The Physicians’ Current Procedural Terminology – 4th Edition (CPT-4) book includes codes for billing Evaluation and Management (E&M) procedures. It is important that providers use the current version of the CPT-4 and report E&M code definitions carefully.
General Information: The following paragraphs include general information about E&M procedures.
Levels of Care : Within each category and subcategory of E&M service, there are three to five levels of care available for billing purposes. These levels of care are not interchangeable among the different categories and subcategories of service. The components used to describe and define the various levels of care are listed in the “Evaluation and Management” section of the CPT-4 book.
Modifiers: Modifiers used to describe circumstances that modify a listed E&M code are listed with their descriptors in the Modifiers: Approved List and Modifiers Used With Procedure Codes sections of the appropriate Part 2 manual.
New Patient : A new patient is one who has not received any professional services. Reimbursement from the provider within the past three years. If a new patient visit has been paid, any subsequent claim for a new patient service by the same provider, for the same recipient received within three years will be paid at the level of the comparable established patient procedure.
RAD Reductions : The payment resulting from this change in the level of care will be made with a Remittance Advice Details (RAD) message defining the reduction as being in accordance with the service limit set for the procedure. These codes are listed in the Remittance Advice Details (RAD) Codes and Messages: 001 – 9999 sections in the Part 1 manual. Providers who consider the service appropriate and the reduction inappropriate should submit a Claims Inquiry Form (CIF).
Established Patient Reimbursement : An established patient is one who has received professional services from the provider within the past three years.
E&M Services Separately Reimbursable : The following CPT-4 codes for E&M services are separately reimbursable if billed by the same provider, for the same recipient and same date of service, and if the required documentation is included in the Remarks field (Box 80)/Reserved for Local Use field (Box 19) of the claim or on an attachment included with the claim.
New patient, office or other outpatient visit (99201 – 99205) and established patient, office or other outpatient visit (99211 – 99215)
Claims for codes 99211 – 99215 must document the following: The patient was seen on two separate occasions on the same date of service (the patient left the provider’s office and returned for a second visit); and Medical necessity.

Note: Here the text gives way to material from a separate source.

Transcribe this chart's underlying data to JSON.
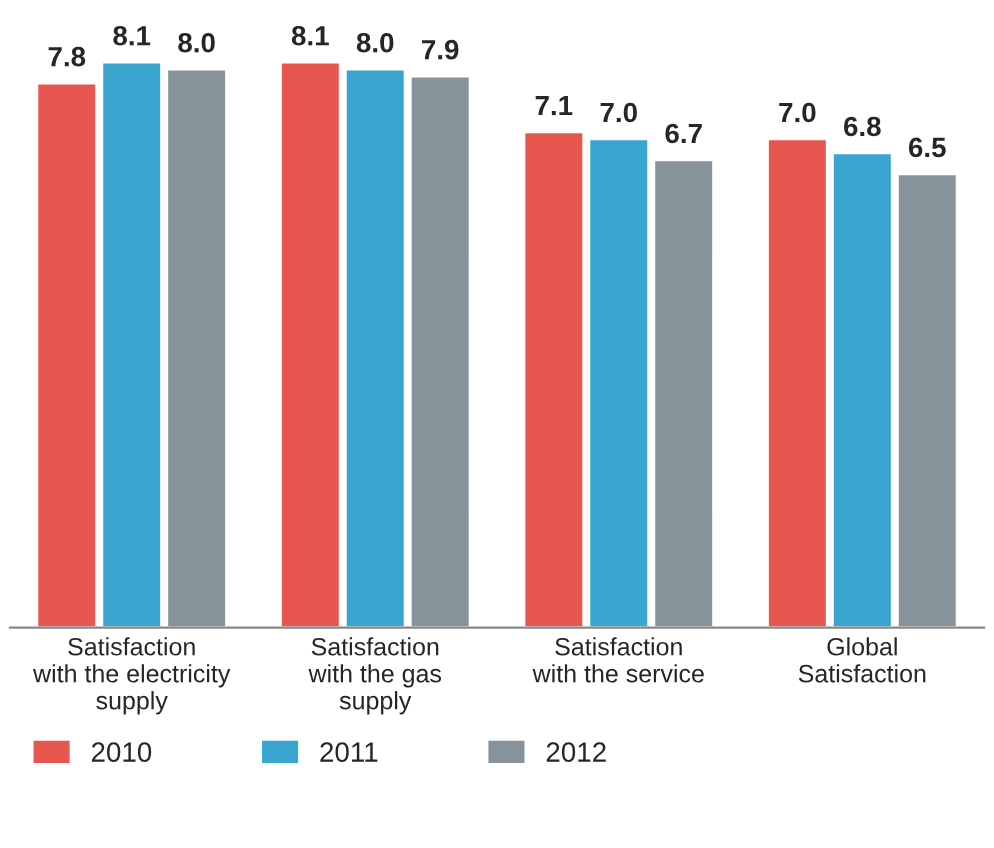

New patient, office or other outpatient visit (99201 – 99205) and new or established patient, office or other outpatient consultation (99241 – 99245). Claims for codes 99241 – 99245 must document the following: Another provider requested the patient consultation; Consultation was regarding a separate problem than that of the earlier initial patient visit; and Medical necessity.
Established patient, office or other outpatient visit (99211 – 99215) and another established patient, office or other outpatient visit (99211 – 99215) may be reimbursed when:
The patient was seen on two separate occasions on the same date of service (the patient left the provider’s office and returned for a second visit). Documentation must be submitted with the claim to medically justify two services on the same day.

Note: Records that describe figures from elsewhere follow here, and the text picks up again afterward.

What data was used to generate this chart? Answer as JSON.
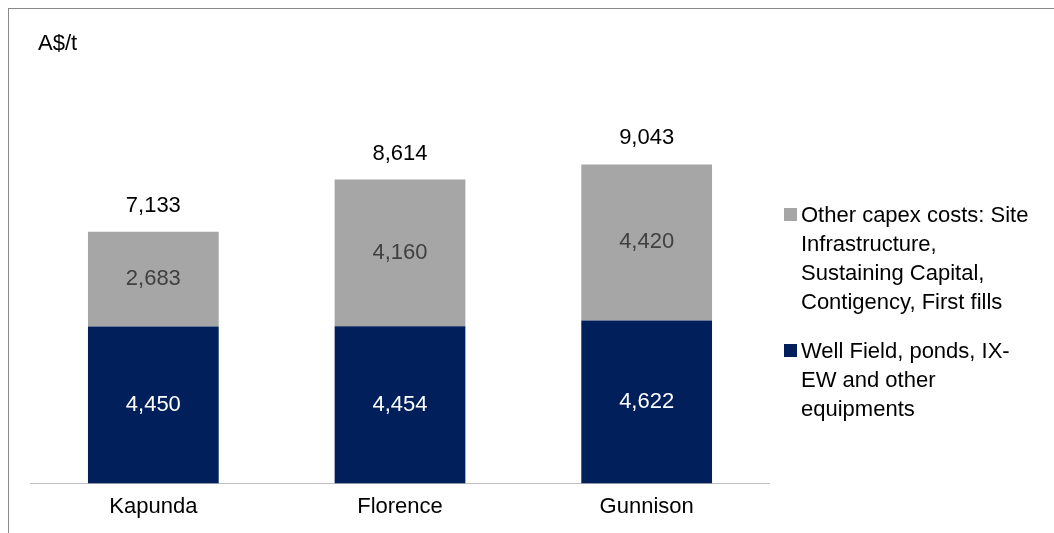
{
  "chart_data": {
    "type": "bar",
    "stacked": true,
    "ylabel": "A$/t",
    "categories": [
      "Kapunda",
      "Florence",
      "Gunnison"
    ],
    "series": [
      {
        "name": "Well Field, ponds, IX-EW and other equipments",
        "color": "#001f5b",
        "values": [
          4450,
          4454,
          4622
        ],
        "value_labels": [
          "4,450",
          "4,454",
          "4,622"
        ]
      },
      {
        "name": "Other capex costs: Site Infrastructure, Sustaining Capital, Contigency, First fills",
        "color": "#a6a6a6",
        "values": [
          2683,
          4160,
          4420
        ],
        "value_labels": [
          "2,683",
          "4,160",
          "4,420"
        ]
      }
    ],
    "totals": [
      "7,133",
      "8,614",
      "9,043"
    ],
    "legend": "right"
  }
}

The same doctor, or two doctors with the same group number, sees the recipient twice on the same day. Documentation must be submitted with the claim to medically justify a second visit on the same date of service by the same or a different doctor.
New or established patient, subsequent hospital care (99231 – 99233) and subacute subsequent care (HCPCS codes X9928 – X9932)
Restricted to any combination of two services by the same provider, for the same recipient and same date of service. Providers may be reimbursed for more than two services if there is documentation that either the patient’s status deteriorated or there was a significant change which necessitated more than two physician visits to the bedside on the same day.
New or established patient, subsequent hospital care (99231 – 99233) and new or established patient, initial inpatient consultation (99251 – 99255)
Code combinations 99231 – 99233 and 99251 – 99255 may be reimbursed when: Two different physicians provide inpatient services to the same recipient on the same date with the same group provider number. Documentation must be submitted with the claim to medically justify two services on the same day.
One physician provides inpatient services to a recipient twice on the same date of service. Documentation must be submitted with the claim to medically justify two services on the same day.
New or established patient, initial hospital care (99221 – 99223) and new or established patient, subsequent hospital care (99231 – 99233) Code combination 99221 – 99223 and 99231 – 99233 may be reimbursed when: Two different physicians provide inpatient services to the same recipient on the same date with the same group provider number. Documentation must be submitted with the claim to medically justify two services on the same day.
One physician provides inpatient services to a recipient twice on the same date of service. Documentation must be submitted with the claim to medically justify two services on the same day.